And further, you should have a client app on your computer for dealing with shared secrets, which is only capable of attempting a visa payment with an
entity trusted by Visa.

On 2011-09-24 4:06 AM, John Levine wrote:
I don't see how to do that in a useful way without non-programmable
hardware.  We've seen PC-based malware do pretty much any MITM attack
you can imagine.

Most PC malware succeeds in controlling an application [0]. These days, more OS support attention is going into stopping a breached app from allowing a hop. This is Android's sandboxing for example.

Hence, the current advice for phishing is "use another browser," as an analagous situation.

So, people use Firefox for their general work, and reserve Safari for online banking, only [1]. I have actually succeeded in teaching this to my mother, who at 70 or so is quite incapable of dealing with computers at any geek level, but she does follow a script written out on 4 pages to review her bank account. What's more, she has succeeded in teaching the grandchildren that they can use her laptop but they are banned from using Safari.

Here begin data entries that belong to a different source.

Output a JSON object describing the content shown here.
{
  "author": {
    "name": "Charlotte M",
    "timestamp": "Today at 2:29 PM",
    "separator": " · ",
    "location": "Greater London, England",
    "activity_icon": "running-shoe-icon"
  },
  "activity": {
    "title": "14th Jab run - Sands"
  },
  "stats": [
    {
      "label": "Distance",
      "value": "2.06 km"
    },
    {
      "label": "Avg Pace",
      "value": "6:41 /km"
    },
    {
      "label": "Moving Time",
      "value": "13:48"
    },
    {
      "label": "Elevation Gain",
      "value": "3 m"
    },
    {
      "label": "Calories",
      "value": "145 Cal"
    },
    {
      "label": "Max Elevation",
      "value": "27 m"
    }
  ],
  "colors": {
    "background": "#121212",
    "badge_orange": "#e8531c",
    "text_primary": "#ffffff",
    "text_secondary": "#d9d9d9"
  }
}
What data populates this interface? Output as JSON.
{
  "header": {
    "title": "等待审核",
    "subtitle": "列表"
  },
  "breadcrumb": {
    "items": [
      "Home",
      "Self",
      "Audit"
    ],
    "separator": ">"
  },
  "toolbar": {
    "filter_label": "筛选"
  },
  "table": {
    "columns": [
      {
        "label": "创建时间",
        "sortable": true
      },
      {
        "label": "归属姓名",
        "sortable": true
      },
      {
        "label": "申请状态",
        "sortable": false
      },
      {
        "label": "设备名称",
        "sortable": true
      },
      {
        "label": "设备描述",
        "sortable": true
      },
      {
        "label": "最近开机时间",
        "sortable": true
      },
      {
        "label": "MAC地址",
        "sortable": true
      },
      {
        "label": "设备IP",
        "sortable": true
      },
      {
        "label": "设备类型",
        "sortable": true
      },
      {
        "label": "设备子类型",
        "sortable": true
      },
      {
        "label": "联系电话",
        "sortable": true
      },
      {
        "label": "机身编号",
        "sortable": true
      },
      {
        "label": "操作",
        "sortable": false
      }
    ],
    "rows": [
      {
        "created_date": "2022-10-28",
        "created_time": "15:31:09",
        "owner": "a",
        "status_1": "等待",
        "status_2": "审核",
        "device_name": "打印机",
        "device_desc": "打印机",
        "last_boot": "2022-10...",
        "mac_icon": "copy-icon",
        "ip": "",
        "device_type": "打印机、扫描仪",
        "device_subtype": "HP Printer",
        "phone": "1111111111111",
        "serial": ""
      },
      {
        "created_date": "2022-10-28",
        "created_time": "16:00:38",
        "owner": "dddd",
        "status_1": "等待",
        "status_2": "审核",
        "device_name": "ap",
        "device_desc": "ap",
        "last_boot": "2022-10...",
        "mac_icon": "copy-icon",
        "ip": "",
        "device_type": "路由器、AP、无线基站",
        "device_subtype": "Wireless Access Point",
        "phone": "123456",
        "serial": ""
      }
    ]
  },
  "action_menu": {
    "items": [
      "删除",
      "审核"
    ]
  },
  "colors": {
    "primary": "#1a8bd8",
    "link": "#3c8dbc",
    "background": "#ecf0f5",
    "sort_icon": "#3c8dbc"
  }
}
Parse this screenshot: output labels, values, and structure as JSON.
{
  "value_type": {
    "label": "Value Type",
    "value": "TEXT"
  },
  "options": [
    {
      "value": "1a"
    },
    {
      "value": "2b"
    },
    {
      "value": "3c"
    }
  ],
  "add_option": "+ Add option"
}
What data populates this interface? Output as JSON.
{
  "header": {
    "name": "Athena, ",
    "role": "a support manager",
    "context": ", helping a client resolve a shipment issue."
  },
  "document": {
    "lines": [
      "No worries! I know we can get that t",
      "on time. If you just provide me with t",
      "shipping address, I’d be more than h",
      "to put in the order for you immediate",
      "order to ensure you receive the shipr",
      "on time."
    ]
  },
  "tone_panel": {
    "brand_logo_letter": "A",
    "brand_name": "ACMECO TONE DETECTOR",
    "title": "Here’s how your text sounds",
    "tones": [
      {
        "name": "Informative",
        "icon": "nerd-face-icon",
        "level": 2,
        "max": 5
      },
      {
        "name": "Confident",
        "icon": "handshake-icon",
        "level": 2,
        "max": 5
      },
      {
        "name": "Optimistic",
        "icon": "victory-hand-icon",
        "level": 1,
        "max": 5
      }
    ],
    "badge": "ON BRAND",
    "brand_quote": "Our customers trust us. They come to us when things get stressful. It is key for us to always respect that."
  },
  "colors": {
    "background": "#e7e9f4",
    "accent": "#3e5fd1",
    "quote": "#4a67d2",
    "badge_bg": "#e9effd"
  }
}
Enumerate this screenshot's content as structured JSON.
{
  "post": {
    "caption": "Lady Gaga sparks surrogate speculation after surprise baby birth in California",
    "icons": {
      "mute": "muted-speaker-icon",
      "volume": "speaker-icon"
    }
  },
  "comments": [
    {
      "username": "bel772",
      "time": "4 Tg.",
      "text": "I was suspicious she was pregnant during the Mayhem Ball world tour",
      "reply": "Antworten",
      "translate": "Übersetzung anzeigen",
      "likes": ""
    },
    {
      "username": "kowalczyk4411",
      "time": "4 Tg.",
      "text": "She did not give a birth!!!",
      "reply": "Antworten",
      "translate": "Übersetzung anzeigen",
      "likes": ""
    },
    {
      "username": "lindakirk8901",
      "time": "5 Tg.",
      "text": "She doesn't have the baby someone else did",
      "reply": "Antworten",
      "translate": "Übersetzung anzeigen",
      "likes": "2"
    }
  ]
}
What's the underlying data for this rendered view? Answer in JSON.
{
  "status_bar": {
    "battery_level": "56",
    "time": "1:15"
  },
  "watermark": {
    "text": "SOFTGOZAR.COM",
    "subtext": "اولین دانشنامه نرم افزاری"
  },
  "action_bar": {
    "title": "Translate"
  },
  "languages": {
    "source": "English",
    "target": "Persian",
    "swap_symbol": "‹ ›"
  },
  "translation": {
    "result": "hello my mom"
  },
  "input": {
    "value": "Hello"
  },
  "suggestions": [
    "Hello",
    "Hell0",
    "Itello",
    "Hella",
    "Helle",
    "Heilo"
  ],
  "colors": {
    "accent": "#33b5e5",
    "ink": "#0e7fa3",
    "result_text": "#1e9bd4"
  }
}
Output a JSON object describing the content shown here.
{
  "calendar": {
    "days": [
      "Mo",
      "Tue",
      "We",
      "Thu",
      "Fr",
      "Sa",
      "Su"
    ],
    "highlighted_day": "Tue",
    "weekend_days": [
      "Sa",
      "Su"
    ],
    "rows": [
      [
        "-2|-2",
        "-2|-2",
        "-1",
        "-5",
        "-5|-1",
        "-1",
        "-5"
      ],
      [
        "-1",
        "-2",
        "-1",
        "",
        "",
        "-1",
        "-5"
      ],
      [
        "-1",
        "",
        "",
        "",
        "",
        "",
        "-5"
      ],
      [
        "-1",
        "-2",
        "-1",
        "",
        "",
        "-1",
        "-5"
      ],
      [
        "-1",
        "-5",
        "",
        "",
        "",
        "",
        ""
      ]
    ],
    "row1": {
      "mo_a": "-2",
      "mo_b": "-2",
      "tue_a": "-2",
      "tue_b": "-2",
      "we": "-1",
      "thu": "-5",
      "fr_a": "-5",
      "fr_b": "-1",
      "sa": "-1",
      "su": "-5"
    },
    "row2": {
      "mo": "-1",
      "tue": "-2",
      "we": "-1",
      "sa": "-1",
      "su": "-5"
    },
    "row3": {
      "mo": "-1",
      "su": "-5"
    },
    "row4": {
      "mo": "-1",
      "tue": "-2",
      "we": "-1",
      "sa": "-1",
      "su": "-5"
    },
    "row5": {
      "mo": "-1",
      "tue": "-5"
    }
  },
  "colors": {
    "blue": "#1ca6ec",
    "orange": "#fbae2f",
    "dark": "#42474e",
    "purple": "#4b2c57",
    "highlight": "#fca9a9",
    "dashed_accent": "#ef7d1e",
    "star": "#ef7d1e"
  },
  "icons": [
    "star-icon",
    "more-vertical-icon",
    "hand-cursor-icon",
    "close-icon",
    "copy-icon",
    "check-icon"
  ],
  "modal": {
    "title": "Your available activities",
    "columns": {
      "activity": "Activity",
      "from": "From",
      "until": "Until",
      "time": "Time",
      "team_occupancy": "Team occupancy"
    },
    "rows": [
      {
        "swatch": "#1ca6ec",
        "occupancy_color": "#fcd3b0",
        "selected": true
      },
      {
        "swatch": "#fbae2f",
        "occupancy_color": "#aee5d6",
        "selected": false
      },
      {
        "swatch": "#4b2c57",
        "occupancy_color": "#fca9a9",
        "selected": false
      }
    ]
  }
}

On 24/09/11 11:45 AM, James A. Donald wrote:
Most computers are not controlled by malware, and the malware argument is as much an argument against existing ssl/https/pki as it is against any alternative to ssl/https/pki

Right, exactly! It's pretty easy to counter any argument by throwing in some theoretical grenade.

"But wait, all trusted hardware is controlled by the state who perverts the chip makers...." "But wait, China manufactures all the chips now, so our state is perverted by their state..."
   "but wait..."

Experimentation cuts this Gordian Knot. In this sense, the google CA pinning hack is just what the doctor ordered. That technique was obviously easily destroyed in argumentation by any number of theoretical grenades. But, code rebuilds what committees destroy.

Which points to a further problem. As the lifecycle of a crypto system matures, the security apparatus takes on a less fluid form. In the extreme, as all security decisions require approval from external committees [2], the security model becomes concrete, allowing attackers to easily walk around it, on top of it, or through it where the door was nicely left.

The way to understand why this doesn't work is to look up OODA loops. The consequences of this will destroy a number of myths about security and the Internet...



iang



[0] Dealing with phishing is all about risks, not about theoretical binary security thinking. For most part that's because the vendors have really not dealt with it, so the users have increased risks, and have had to learn to deal with it using ad hoc methods.

[1] Or, IE, v.v. I've taken to using Chrome a lot lately but only for a specific purpose. It's great for gmail, but horribly sugary for news.google.com. I don't know how anyone can put up with that sort of casino look.

[3] The specific construction in concrete here is that browser vendors look to PKIX for security guidance, and the latter focus on arcane bugs in SSL which have never been exploited in the wild, but really tease the cryptominds in the committees. So, the blind leading the blind.